Below is a guide from one of our course’s previous TAs, Eugene Chong. It does a great job laying out the common issues associated with file paths and Python.

A common challenge in collaborative data science work is dealing with file paths. A csv on your computer has a different file path than a csv on your colleague’s computer, and if you don’t plan ahead for that, your colleague won’t be able run your code on their computer without making (possibly many) changes.

This post contains a suggestion for how to organize your files and a glossary of terms. I’ll update it as things come up. Please let us know any questions!

Absolute v. relative file paths

Problem: I write pd.read_csv("C:/Users/eugene/data.csv") in my code and send it to a project partner, Gritty. Gritty tries to run it, but it fails, and they have to change the code to pd.read_csv("C:/Users/gritty/data.csv") to make it work. These are known as absolute file paths, which point to the exact location of a file on a computer, and generally they make it difficult to share code.

One way to deal with this is to organize your projects (e.g., a homework assignment) into self-contained folders. Something like the below:

C:
|__ /Users
    |__ /eugene
        |__ /MUSA550
            |__ /Homework1
                 |__ homework1_notebook.ipynb
                 |__ /Data
                      |__ data.csv

With this, I could instead write pd.read_csv("Data/data.csv"). Then, I could send Gritty my entire Homework1 folder or upload that folder to GitHub as a repository, and Gritty can run the notebook without making any changes. These are relative file paths, which point to the location of a file on a computer relative to the working directory (i.e., the folder where homework1_notebook.ipynb is saved).

For your homework assignments, the most straightforward way to structure your files is to download the entire GitHub repository for that assignment (see below). Then, you can create a Jupyter notebook in that folder and, when you’re finished, upload it to GitHub. This way, when we download the repository for grading, or you open the notebook on a different computer, everything will run without changes (assuming you used relative file paths).

Glossary

These terms/commands work in Jupyter Notebooks, and they also apply to any command line tools you might encounter, like the Terminal, git bash, etc. except the Windows Command Prompt, Miniforge Prompt (which is actually just a wrapper around the Command Prompt), and Windows PowerShell.

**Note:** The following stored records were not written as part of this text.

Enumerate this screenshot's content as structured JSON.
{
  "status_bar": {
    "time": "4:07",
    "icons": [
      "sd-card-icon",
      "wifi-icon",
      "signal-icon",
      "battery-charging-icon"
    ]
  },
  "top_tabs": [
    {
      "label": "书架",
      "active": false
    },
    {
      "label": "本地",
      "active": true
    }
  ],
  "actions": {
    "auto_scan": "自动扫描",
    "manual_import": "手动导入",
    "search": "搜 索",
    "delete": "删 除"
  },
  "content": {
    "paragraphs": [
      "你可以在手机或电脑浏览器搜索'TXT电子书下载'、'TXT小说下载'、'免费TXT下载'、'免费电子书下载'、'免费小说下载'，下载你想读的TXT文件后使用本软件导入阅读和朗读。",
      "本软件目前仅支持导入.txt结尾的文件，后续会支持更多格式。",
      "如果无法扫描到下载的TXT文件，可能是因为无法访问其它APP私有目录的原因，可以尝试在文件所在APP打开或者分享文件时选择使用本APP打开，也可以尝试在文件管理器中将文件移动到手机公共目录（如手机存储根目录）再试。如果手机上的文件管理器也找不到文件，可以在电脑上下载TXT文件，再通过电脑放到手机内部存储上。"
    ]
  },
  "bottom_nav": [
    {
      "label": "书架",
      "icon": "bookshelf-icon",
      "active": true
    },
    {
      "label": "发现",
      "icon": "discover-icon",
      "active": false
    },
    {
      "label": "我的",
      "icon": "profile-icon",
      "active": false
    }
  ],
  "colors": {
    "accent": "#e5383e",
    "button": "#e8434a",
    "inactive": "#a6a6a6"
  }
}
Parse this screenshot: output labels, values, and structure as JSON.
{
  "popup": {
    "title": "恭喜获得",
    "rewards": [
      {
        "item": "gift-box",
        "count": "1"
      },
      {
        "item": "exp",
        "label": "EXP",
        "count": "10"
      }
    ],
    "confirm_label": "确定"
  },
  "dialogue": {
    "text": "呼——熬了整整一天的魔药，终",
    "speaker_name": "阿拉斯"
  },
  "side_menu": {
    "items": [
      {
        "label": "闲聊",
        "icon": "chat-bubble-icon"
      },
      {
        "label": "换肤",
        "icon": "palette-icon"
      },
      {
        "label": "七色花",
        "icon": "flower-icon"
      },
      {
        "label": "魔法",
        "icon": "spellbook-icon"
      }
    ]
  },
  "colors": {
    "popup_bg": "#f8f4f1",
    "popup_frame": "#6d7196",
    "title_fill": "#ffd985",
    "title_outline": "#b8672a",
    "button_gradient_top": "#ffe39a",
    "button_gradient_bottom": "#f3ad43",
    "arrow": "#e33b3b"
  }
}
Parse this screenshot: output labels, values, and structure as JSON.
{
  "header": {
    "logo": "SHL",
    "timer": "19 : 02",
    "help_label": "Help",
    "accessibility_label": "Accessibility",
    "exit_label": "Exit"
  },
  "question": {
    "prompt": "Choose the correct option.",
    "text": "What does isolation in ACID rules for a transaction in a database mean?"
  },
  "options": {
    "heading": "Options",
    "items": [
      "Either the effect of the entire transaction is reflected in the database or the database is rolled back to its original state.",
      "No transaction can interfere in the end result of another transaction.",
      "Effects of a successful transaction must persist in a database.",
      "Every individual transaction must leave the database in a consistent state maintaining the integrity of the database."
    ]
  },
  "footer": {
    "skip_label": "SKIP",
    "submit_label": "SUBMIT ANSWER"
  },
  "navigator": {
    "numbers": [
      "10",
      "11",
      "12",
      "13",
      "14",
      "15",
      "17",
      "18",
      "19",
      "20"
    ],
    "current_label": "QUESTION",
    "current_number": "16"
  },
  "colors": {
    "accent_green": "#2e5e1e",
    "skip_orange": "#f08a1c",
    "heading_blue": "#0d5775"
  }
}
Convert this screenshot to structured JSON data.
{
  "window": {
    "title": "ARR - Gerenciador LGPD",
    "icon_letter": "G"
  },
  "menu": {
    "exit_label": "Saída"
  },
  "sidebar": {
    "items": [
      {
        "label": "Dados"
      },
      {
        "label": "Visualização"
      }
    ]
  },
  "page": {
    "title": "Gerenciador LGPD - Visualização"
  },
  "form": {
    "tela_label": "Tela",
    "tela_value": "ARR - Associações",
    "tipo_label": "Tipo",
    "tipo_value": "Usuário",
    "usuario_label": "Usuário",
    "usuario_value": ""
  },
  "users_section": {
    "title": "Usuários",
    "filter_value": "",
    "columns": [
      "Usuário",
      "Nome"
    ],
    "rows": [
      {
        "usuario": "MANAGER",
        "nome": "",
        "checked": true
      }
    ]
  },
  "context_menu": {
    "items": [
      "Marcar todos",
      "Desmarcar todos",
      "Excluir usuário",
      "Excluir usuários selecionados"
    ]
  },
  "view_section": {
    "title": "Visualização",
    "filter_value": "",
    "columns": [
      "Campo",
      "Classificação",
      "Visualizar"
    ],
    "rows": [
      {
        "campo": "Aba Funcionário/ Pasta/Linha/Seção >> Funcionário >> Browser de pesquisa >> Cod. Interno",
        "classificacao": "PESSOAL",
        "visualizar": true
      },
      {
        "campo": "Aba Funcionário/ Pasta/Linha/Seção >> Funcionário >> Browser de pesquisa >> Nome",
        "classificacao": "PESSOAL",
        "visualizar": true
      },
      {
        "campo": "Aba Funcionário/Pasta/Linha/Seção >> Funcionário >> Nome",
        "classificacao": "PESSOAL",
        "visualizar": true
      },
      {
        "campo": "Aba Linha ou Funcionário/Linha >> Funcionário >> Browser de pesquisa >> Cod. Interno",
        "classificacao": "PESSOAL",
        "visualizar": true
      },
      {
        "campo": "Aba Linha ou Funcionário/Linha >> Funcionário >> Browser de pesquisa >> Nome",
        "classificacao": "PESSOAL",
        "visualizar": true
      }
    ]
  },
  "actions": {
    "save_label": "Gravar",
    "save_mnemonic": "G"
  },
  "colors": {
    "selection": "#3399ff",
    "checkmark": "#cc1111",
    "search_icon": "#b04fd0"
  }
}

home directory: Also referred to as ~. This is the directory for your particular user on your computer. In Windows, it’s usually something like C:/Users/eugene. If you open Terminal/Miniforge Prompt, it will be at this location by default.

root directory: Also referred to as /. This is the very highest level directory in your computer, where your operating system folders and such are located. We won’t be doing anything here, since deleting files can mess things up (I don’t think you can even open the root directory in the Windows File Explorer).

working directory: Also referred to as .. Relative file paths will be relative to this location on your computer. You can run the command pwd (“print working directory”) in either your Jupyter Notebook or the Terminal to see your current working directory. Note that ./subfolder/data.csv and subfolder/data.csv are the same; the first explicitly references the working directory, whereas it’s only implied in the second.